Today's Fast-Fiction-Friday comes from a misled request for a favorite BBQ story. It's like 90% fiction.
I woke up from my liquor induced sleep. The sleeping bag did little to cushion me from the jutting stones on the campsite. There was the smell of burning wood and the chit-chat of my friends outside.
I wriggled out of my sleep bag, stepped into my shoes and shambled out to greet them. They were standing around the campfire with beers in their hands. A pot sat on a grate and flames feebly heated the chili therein.

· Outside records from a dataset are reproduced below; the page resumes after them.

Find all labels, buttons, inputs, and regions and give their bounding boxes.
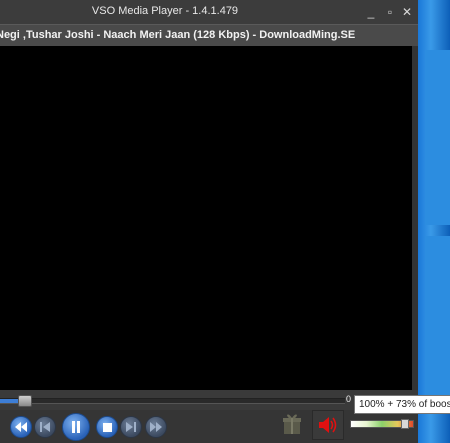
speaker-icon [319, 417, 337, 433]
rewind-button[interactable] [10, 416, 32, 438]
rewind-icon [15, 422, 27, 432]
restore-button[interactable]: ▫ [381, 3, 399, 21]
next-button[interactable] [120, 416, 142, 438]
volume-slider[interactable] [350, 419, 414, 429]
track-title: Negi ,Tushar Joshi - Naach Meri Jaan (12… [0, 29, 356, 41]
previous-button[interactable] [34, 416, 56, 438]
fast-forward-button[interactable] [145, 416, 167, 438]
pause-button[interactable] [62, 413, 90, 441]
windows-logo-pane [425, 236, 450, 396]
gift-button[interactable] [282, 412, 302, 436]
previous-icon [40, 422, 50, 432]
close-button[interactable]: ✕ [398, 3, 416, 21]
next-icon [126, 422, 136, 432]
pause-icon [72, 421, 80, 433]
seek-bar[interactable] [0, 395, 345, 407]
minimize-button[interactable]: _ [362, 3, 380, 21]
time-label: 0 [346, 394, 352, 404]
fast-forward-icon [150, 422, 162, 432]
stop-icon [102, 422, 112, 432]
now-playing-bar: Negi ,Tushar Joshi - Naach Meri Jaan (12… [0, 24, 418, 48]
windows-logo-pane [425, 50, 450, 225]
gift-icon [283, 414, 301, 434]
seek-thumb[interactable] [18, 395, 32, 407]
window-title: VSO Media Player - 1.4.1.479 [91, 5, 239, 17]
volume-tooltip: 100% + 73% of boost [354, 395, 450, 414]
video-area[interactable] [0, 46, 418, 390]
mute-button[interactable] [312, 410, 344, 440]
media-player-window: VSO Media Player - 1.4.1.479 _ ▫ ✕ Negi … [0, 0, 450, 443]
stop-button[interactable] [96, 416, 118, 438]
title-bar[interactable]: VSO Media Player - 1.4.1.479 _ ▫ ✕ [0, 0, 418, 24]
volume-thumb[interactable] [401, 419, 409, 429]
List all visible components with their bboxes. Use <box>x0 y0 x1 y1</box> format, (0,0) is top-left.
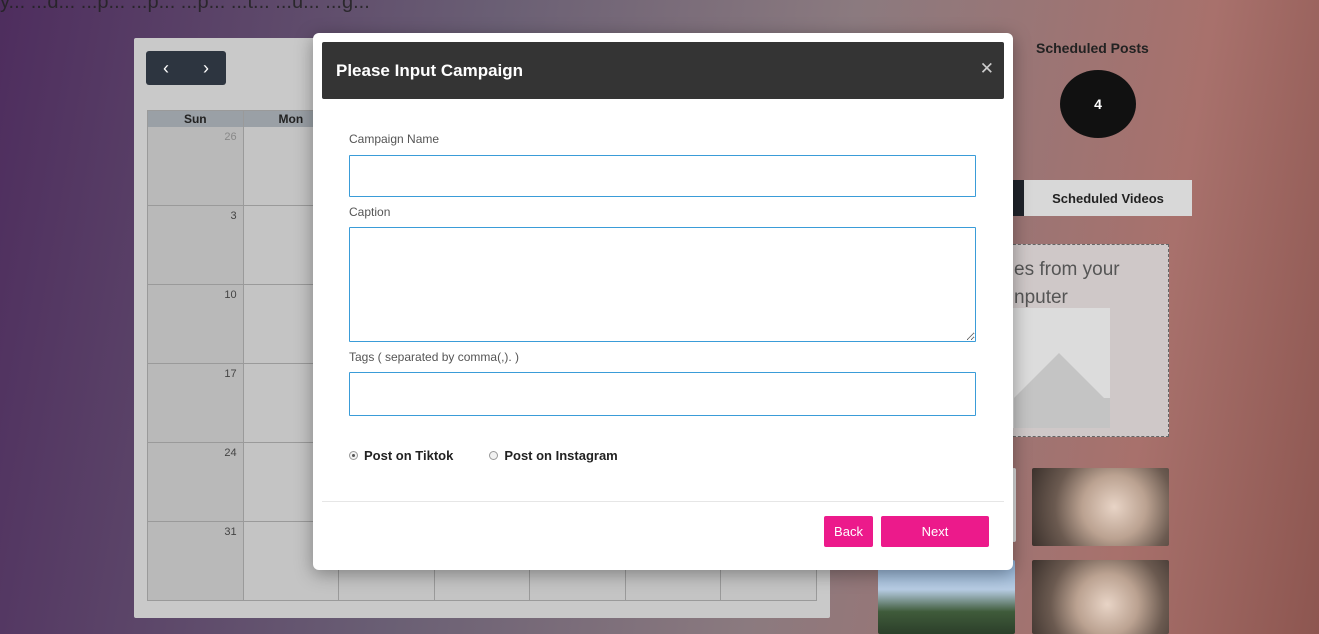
radio-instagram-label: Post on Instagram <box>504 448 618 463</box>
tags-input[interactable] <box>349 372 976 416</box>
thumbnail[interactable] <box>1032 468 1169 546</box>
caption-textarea[interactable] <box>349 227 976 342</box>
next-button[interactable]: Next <box>881 516 989 547</box>
tags-label: Tags ( separated by comma(,). ) <box>349 350 520 364</box>
background-heading: y... ...d... ...p... ...p... ...p... ...… <box>0 0 370 14</box>
thumbnail[interactable] <box>1032 560 1169 634</box>
radio-post-instagram[interactable]: Post on Instagram <box>489 448 618 463</box>
scheduled-posts-title: Scheduled Posts <box>1036 40 1149 56</box>
calendar-day[interactable]: 24 <box>148 443 244 522</box>
close-icon[interactable]: ✕ <box>980 59 994 79</box>
campaign-name-label: Campaign Name <box>349 132 440 146</box>
footer-divider <box>322 501 1004 502</box>
campaign-modal: Please Input Campaign ✕ Campaign Name Ca… <box>313 33 1013 570</box>
scheduled-posts-count: 4 <box>1060 70 1136 138</box>
campaign-name-input[interactable] <box>349 155 976 197</box>
calendar-day[interactable]: 17 <box>148 364 244 443</box>
calendar-day[interactable]: 3 <box>148 206 244 285</box>
calendar-day[interactable]: 26 <box>148 127 244 206</box>
day-header-sun: Sun <box>148 111 244 127</box>
calendar-day[interactable]: 31 <box>148 522 244 601</box>
thumbnail[interactable] <box>878 560 1015 634</box>
upload-text-line1: es from your <box>1014 259 1120 280</box>
background-heading-text: y... ...d... ...p... ...p... ...p... ...… <box>0 0 370 13</box>
back-button[interactable]: Back <box>824 516 873 547</box>
calendar-day[interactable]: 10 <box>148 285 244 364</box>
upload-text: es from your nputer <box>1014 256 1120 312</box>
chevron-right-icon[interactable]: › <box>203 58 209 79</box>
modal-title: Please Input Campaign <box>336 61 524 80</box>
chevron-left-icon[interactable]: ‹ <box>163 58 169 79</box>
radio-tiktok-label: Post on Tiktok <box>364 448 454 463</box>
image-placeholder-icon <box>1012 308 1110 428</box>
calendar-nav: ‹ › <box>146 51 226 85</box>
radio-checked-icon[interactable] <box>349 451 358 460</box>
modal-header: Please Input Campaign ✕ <box>322 42 1004 99</box>
platform-radio-group: Post on Tiktok Post on Instagram <box>349 448 654 463</box>
radio-unchecked-icon[interactable] <box>489 451 499 460</box>
tab-scheduled-videos[interactable]: Scheduled Videos <box>1024 180 1192 216</box>
caption-label: Caption <box>349 205 391 219</box>
radio-post-tiktok[interactable]: Post on Tiktok <box>349 448 453 463</box>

My friend (let's call him Barry), went over the cooler and produced a plastic baggy of cold meat. He tore little strips of sliced ham and chucked them into the chili. We all looked him incredulously. Ham in chili? Someone inside of me snapped. Indignation transformed into rage and rage into a white poker of fury. I exploded! I launched at him and the ham flew into the campsite like a panicked pink bird. He was caught off balance so I was able to take him to the ground. We rolled and scuffled. When I was above him, he was unfortunately close to the BBQ. I grabbed him by his shoulders and smacked his face onto the fired grate. The acrid smell of burnt hair rose into the morning.
“This is your ham!” I shouted.
“This is your chili!!!” I screeched like a wild animal gifted speech and racking pain at the same moment.
My friends pulled me off of him. Barry patted out his burning hair and tended to his wounds.
Steve said, "Ham in the chili was a bad move."